Under this, the Guarantor is a supplier of services, with the borrower being the beneficiary and the lender though is not a party to the supply transaction but is applicable in pursuance of GST rules regarding the guarantee. Accordingly, a corporate guarantee thus attracts GST at a rate of 18%, assessed on either 1% of the amount subject to the guarantee agreement or the actual consideration, with certain exceptions for the promoters or directors of the business entity.
For instance, directors availing credit facilities from markets are exempted from GST liability on Corporate Guarantees whereas GST applicable on guarantee agreements between parent companies, subsidiaries, and related parties is 18 percent.
Corporate Guarantee Vs Bank Guarantee
The basic difference lies in the fact that both guarantees are issued by different parties. Corporate Guarantee and Bank guarantee are two different terminologies, although they serve the same purpose of giving financial security to the lender in case the borrower defaults. In one case, a bank guarantees to cover losses in case of default, whereas in the other case a company promises to fulfil the obligations of the loan in case the borrower defaults.

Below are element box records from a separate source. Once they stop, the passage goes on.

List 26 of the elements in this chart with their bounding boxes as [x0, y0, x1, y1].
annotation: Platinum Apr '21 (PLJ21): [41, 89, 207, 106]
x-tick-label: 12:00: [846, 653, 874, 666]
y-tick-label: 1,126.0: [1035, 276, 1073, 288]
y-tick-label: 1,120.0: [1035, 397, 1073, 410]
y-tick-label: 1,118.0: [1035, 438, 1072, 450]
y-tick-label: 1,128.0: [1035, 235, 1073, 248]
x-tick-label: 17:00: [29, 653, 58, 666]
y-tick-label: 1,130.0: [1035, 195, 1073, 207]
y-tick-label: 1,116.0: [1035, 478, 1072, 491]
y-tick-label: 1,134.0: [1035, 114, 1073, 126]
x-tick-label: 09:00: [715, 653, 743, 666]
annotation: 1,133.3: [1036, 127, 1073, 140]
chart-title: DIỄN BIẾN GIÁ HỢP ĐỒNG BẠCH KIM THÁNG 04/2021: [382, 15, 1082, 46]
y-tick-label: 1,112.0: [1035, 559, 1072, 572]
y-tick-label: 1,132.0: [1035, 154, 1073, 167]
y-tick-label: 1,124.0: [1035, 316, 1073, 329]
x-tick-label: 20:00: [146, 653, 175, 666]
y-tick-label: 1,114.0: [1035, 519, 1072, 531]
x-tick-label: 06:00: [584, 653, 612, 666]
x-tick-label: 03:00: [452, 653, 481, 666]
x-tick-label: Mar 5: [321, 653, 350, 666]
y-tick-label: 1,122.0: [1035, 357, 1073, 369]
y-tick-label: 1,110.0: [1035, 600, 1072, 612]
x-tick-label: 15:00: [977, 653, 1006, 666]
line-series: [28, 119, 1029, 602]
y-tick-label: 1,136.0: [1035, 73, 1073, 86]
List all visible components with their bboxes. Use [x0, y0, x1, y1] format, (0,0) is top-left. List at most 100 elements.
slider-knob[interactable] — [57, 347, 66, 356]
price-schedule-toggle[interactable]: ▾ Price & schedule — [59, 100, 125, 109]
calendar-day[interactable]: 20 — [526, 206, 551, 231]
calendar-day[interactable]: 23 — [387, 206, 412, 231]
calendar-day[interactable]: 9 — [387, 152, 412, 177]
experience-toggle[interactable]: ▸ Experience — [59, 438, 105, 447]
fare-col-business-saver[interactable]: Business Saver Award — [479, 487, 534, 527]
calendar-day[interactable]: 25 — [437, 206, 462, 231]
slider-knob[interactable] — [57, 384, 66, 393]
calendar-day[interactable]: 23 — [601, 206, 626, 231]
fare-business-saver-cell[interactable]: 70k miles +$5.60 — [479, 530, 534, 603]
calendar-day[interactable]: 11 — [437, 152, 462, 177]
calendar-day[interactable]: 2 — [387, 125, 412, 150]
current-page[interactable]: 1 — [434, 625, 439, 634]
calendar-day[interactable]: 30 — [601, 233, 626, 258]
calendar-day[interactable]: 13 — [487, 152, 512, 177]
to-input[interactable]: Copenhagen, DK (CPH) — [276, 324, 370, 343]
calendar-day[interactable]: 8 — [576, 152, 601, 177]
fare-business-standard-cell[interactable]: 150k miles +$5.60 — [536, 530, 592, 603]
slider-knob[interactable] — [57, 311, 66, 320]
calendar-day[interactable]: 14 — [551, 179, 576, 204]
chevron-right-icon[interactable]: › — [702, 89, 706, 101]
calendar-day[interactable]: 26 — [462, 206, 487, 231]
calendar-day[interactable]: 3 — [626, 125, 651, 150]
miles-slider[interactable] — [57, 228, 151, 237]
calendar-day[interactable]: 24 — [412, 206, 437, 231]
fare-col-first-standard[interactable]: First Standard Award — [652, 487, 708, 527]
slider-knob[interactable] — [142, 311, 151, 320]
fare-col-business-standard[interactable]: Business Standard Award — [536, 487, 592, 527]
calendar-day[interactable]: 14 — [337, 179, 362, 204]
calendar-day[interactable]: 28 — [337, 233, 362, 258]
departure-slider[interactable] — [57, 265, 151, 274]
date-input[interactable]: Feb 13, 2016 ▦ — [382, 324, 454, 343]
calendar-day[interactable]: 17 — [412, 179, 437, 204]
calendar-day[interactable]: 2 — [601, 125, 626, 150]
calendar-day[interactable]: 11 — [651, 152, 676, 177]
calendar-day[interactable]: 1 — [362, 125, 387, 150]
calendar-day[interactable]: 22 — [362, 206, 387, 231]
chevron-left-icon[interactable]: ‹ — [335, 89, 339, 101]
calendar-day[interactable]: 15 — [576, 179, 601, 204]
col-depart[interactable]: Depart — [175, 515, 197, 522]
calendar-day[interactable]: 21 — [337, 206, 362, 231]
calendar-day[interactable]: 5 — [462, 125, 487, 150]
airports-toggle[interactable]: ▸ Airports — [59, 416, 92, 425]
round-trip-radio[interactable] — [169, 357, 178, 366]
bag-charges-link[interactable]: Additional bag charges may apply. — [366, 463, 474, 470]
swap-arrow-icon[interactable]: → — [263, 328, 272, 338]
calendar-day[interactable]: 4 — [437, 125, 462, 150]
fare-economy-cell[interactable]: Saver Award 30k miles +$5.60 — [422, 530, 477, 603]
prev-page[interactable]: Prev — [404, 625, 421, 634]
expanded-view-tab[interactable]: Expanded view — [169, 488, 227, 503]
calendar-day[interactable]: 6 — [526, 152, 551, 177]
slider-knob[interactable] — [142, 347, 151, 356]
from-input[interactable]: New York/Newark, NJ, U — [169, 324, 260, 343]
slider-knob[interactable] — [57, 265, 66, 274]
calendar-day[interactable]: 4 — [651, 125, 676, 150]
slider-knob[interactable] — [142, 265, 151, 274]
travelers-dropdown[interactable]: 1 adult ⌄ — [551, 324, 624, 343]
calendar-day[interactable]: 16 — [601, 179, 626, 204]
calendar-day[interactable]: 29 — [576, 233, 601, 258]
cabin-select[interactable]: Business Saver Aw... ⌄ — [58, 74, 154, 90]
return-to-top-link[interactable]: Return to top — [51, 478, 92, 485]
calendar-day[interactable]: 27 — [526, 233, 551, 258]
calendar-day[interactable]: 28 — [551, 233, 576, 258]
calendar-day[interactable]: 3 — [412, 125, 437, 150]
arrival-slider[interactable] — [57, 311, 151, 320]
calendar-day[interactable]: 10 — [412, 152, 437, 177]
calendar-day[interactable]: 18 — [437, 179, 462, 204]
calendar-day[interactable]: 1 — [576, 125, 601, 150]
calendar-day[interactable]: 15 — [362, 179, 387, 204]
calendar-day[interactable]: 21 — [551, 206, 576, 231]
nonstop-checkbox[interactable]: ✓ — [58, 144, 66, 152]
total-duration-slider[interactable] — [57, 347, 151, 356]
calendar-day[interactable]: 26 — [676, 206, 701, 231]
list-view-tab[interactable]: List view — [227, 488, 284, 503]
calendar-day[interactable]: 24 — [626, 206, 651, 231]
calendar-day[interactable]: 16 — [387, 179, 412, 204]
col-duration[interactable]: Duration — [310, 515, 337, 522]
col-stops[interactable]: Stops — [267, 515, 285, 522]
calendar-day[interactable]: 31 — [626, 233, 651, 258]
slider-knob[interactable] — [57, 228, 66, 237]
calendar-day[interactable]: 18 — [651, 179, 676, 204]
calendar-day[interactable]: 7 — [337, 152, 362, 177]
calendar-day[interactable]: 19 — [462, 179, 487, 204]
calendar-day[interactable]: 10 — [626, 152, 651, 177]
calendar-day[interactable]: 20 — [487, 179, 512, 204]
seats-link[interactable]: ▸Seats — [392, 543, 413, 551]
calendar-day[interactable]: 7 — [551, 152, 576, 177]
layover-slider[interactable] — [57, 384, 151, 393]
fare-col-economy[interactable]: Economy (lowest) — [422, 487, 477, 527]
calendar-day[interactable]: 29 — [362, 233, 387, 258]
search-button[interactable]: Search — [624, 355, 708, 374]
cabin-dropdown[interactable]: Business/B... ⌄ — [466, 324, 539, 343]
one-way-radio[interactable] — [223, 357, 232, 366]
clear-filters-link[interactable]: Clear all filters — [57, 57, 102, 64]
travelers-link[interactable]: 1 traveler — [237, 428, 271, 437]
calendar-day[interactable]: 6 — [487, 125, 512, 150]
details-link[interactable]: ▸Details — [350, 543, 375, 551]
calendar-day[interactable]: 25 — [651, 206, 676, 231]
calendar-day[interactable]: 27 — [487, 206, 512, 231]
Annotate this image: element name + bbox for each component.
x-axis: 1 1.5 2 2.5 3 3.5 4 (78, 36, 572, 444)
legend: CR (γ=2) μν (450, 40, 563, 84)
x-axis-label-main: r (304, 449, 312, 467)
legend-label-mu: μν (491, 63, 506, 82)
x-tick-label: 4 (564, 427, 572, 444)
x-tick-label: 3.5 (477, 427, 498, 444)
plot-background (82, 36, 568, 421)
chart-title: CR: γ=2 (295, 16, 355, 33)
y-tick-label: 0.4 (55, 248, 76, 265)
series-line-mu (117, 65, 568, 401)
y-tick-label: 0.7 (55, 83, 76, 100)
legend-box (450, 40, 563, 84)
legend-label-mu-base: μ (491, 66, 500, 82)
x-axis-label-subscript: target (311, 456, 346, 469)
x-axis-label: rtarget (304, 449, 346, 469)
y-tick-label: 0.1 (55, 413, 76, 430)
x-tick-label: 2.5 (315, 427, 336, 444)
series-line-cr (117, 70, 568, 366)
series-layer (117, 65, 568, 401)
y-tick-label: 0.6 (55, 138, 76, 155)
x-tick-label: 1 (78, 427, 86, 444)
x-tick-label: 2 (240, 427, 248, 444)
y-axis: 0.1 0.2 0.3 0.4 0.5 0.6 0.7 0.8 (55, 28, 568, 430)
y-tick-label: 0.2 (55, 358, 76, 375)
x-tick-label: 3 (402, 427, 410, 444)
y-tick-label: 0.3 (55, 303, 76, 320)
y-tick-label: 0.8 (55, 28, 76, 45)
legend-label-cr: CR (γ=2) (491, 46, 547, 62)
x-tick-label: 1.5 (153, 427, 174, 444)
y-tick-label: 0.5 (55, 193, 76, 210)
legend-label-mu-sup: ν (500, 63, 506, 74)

It is already seen as a corporate guarantor, mostly in the case of its subsidiaries or group companies, promising to fulfil a borrower’s obligations in case of default. Whereas, Bank Guarantees are commonly used for LC, tenders or contracts in business operations. In both cases this adds to the credibility and borrowing capacity of the business as it is seen to have a solid backing.
Final Thoughts
Corporate guarantees play a significant role in enabling smooth business functions, encouraging ease of trade, and improving the creditworthiness of the borrower. Being a multifaceted financial instrument, they have a considerable impression on the financials of an enterprise. Apart from this, corporate guarantee also instils trust and confidence among the parties’ opening doors for new business opportunities and collaborations while creating a strong sense of security for the lenders to offer requisite financial support to the borrower entity.
Irrespective of where a corporate guarantee agreement may come across, as a joint business commitment or a contractual obligation, they are vital to enable risk mitigation and ensure sustained business growth. Though there are certain challenges to the enforcement of Corporate Guarantee agreements, it could be prevented through meticulousness of the agreement, its validity, and compliance of the terms.